# Leisure battery drain when parked / stored



## tonka (Apr 24, 2006)

I have just posted this elsewhere but thought it may warrant a seperate mention. This relates to a 2012 Apache 700 but others vans will be the same using the EC500 supply.

Note ref batteries...

When everything is off inside the Habitation area my control panel reads a drain of 0.3 amps... Now that's 7.2 amps a day if my maths is right.

I did a check with a seperate amp meter and got the same. 
An email to Sergent confirmed this drain,

"The readings you are seeing are normal; the PSU EC500 will draw around 200mA and the Control Panel around 100mA."

Ok so you turn off the panel above the door but forget and leave the PSU switched on.. 24 x 0.2amp = 4.8amp per day..... 
In theory a van parked up with a 110amp leisure battery and no solar panel could easily reach the 50% level in just over a week..

My point is, either make sure you turn off the PSU in the cupboard when parking up and not in use for a while or fit a solar panel and leave it switched on so the panel can smart charge both batteries...


----------



## listerdiesel (Aug 3, 2012)

The EC500 contains a microprocessor that is active all the time the unit is on, hence the drain of 0.3A, although not all of this is used by the microprocessor itself.

One of the hazards of modern electronics I'm afraid!

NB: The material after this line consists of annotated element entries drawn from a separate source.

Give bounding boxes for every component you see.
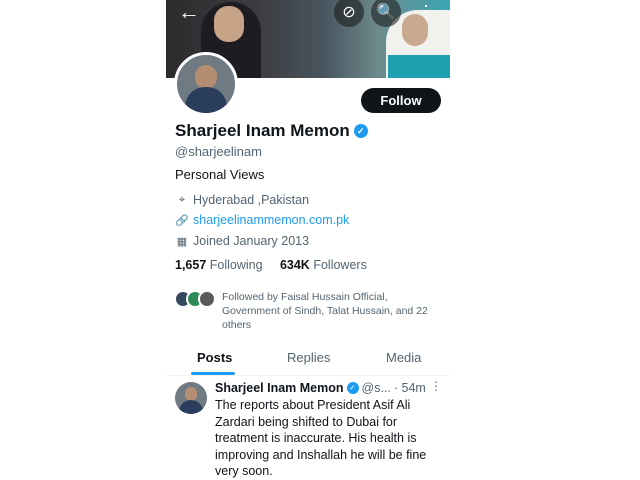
location-pin-icon: ⌖ <box>178 193 186 206</box>
followed-by-text: Followed by Faisal Hussain Official, Gov… <box>222 291 428 331</box>
website-link[interactable]: sharjeelinammemon.com.pk <box>193 213 349 227</box>
calendar-icon: ▦ <box>176 235 188 248</box>
banner-teal-shirt <box>388 55 450 78</box>
following-label: Following <box>209 258 263 272</box>
follow-stats: 1,657 Following 634K Followers <box>175 258 367 272</box>
profile-handle: @sharjeelinam <box>175 144 262 159</box>
joined-text: Joined January 2013 <box>193 234 310 248</box>
profile-bio: Personal Views <box>175 167 265 182</box>
tweet-verified-badge-icon: ✓ <box>346 382 359 394</box>
tweet-author-handle: @s... <box>361 381 391 395</box>
profile-tabs: Posts Replies Media <box>166 347 450 376</box>
banner-face-left <box>214 6 244 42</box>
profile-website: 🔗 sharjeelinammemon.com.pk <box>175 213 349 227</box>
profile-name: Sharjeel Inam Memon ✓ <box>175 121 368 141</box>
avatar-head <box>195 65 217 89</box>
back-arrow-icon[interactable]: ← <box>174 0 204 27</box>
follow-button[interactable]: Follow <box>361 88 441 113</box>
verified-badge-icon: ✓ <box>353 124 368 138</box>
tweet-header: Sharjeel Inam Memon ✓ @s... · 54m <box>215 381 426 395</box>
tweet-author-name[interactable]: Sharjeel Inam Memon <box>215 381 344 395</box>
followed-by[interactable]: Followed by Faisal Hussain Official, Gov… <box>174 290 444 332</box>
avatar-body <box>185 87 227 113</box>
tab-media[interactable]: Media <box>386 350 421 365</box>
active-tab-indicator <box>191 372 235 375</box>
tweet-avatar[interactable] <box>175 382 207 414</box>
profile-name-text: Sharjeel Inam Memon <box>175 121 350 140</box>
follower-avatar-3 <box>198 290 216 308</box>
tweet-timestamp[interactable]: · 54m <box>394 381 426 395</box>
tweet-avatar-head <box>185 387 197 401</box>
location-text: Hyderabad ,Pakistan <box>193 193 310 207</box>
profile-location: ⌖ Hyderabad ,Pakistan <box>175 193 309 207</box>
profile-joined: ▦ Joined January 2013 <box>175 234 309 248</box>
profile-avatar[interactable] <box>174 52 238 116</box>
link-icon: 🔗 <box>175 214 189 227</box>
tab-posts[interactable]: Posts <box>197 350 232 365</box>
following-link[interactable]: 1,657 Following <box>175 258 263 272</box>
followers-link[interactable]: 634K Followers <box>280 258 367 272</box>
profile-screen: ← ⊘ 🔍 ⋮ Follow Sharjeel Inam Memon ✓ @sha… <box>166 0 450 480</box>
followers-count: 634K <box>279 258 310 272</box>
tab-replies[interactable]: Replies <box>287 350 330 365</box>
tweet-more-icon[interactable]: ⋮ <box>430 379 442 393</box>
following-count: 1,657 <box>175 258 207 272</box>
tweet-avatar-body <box>179 400 203 414</box>
tweet-text: The reports about President Asif Ali Zar… <box>215 398 427 478</box>
followers-label: Followers <box>313 258 367 272</box>
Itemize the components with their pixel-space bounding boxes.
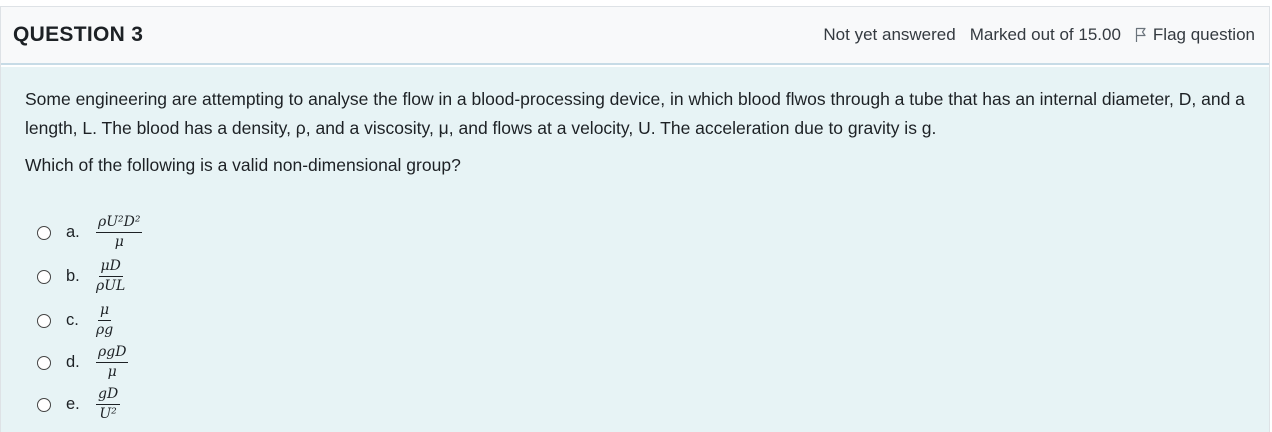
answer-option-e[interactable]: e. gD U² [37, 387, 121, 422]
question-body: Some engineering are attempting to analy… [1, 67, 1269, 432]
radio-button-e[interactable] [37, 397, 51, 412]
option-letter: b. [66, 267, 80, 285]
question-card: QUESTION 3 Not yet answered Marked out o… [0, 6, 1270, 432]
answer-option-b[interactable]: b. μD ρUL [37, 259, 125, 294]
answer-option-c[interactable]: c. μ ρg [37, 303, 113, 338]
option-letter: c. [66, 311, 79, 329]
fraction-numerator: gD [96, 387, 121, 405]
flag-question-button[interactable]: Flag question [1135, 25, 1255, 45]
fraction-numerator: ρU²D² [96, 215, 143, 233]
option-fraction: μ ρg [96, 303, 113, 338]
marks-label: Marked out of 15.00 [969, 25, 1121, 44]
radio-button-b[interactable] [37, 269, 51, 284]
flag-question-label: Flag question [1152, 25, 1255, 44]
question-header: QUESTION 3 Not yet answered Marked out o… [1, 7, 1269, 65]
radio-button-c[interactable] [37, 313, 51, 328]
question-info: Not yet answered Marked out of 15.00 Fla… [823, 25, 1255, 45]
question-title: QUESTION 3 [13, 23, 144, 46]
option-fraction: ρgD μ [96, 345, 129, 380]
fraction-denominator: μ [114, 234, 124, 250]
fraction-numerator: ρgD [96, 345, 129, 363]
answer-option-d[interactable]: d. ρgD μ [37, 345, 129, 380]
flag-icon [1135, 27, 1146, 42]
radio-button-d[interactable] [37, 355, 51, 370]
question-prompt: Which of the following is a valid non-di… [25, 155, 461, 175]
option-letter: e. [66, 395, 80, 413]
fraction-denominator: μ [107, 364, 117, 380]
fraction-denominator: ρg [96, 322, 114, 338]
option-fraction: gD U² [96, 387, 121, 422]
option-fraction: μD ρUL [96, 259, 125, 294]
fraction-numerator: μD [98, 259, 123, 277]
option-letter: d. [66, 353, 80, 371]
fraction-denominator: ρUL [96, 278, 126, 294]
fraction-numerator: μ [98, 303, 112, 321]
answer-status: Not yet answered [823, 25, 956, 44]
option-letter: a. [66, 223, 80, 241]
radio-button-a[interactable] [37, 225, 51, 240]
fraction-denominator: U² [99, 406, 117, 422]
option-fraction: ρU²D² μ [96, 215, 143, 250]
answer-option-a[interactable]: a. ρU²D² μ [37, 215, 143, 250]
question-text: Some engineering are attempting to analy… [25, 89, 1245, 138]
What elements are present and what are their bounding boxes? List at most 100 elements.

http://sargentshop.co.uk/Technical-Data/Self-Help/EC500-Power-Control-System

Peter


----------



## GMLS (Dec 2, 2010)

Excuse the numpty question.

I've got 2 110amp leisure batteries, a battery master to keep the vehicle battery topped up when parked up off grid and a solar panel to keep the leisure batteries topped up. When leaving the vehicle in between trips, do I need to leave the PSU on for all this to work as it should?


----------



## DABurleigh (May 9, 2005)

The drain on my 2005 Murvi is 200mA. In practice not a problem at all with a solar panel but could well be otherwise if also not connected to EHU.

Dave


----------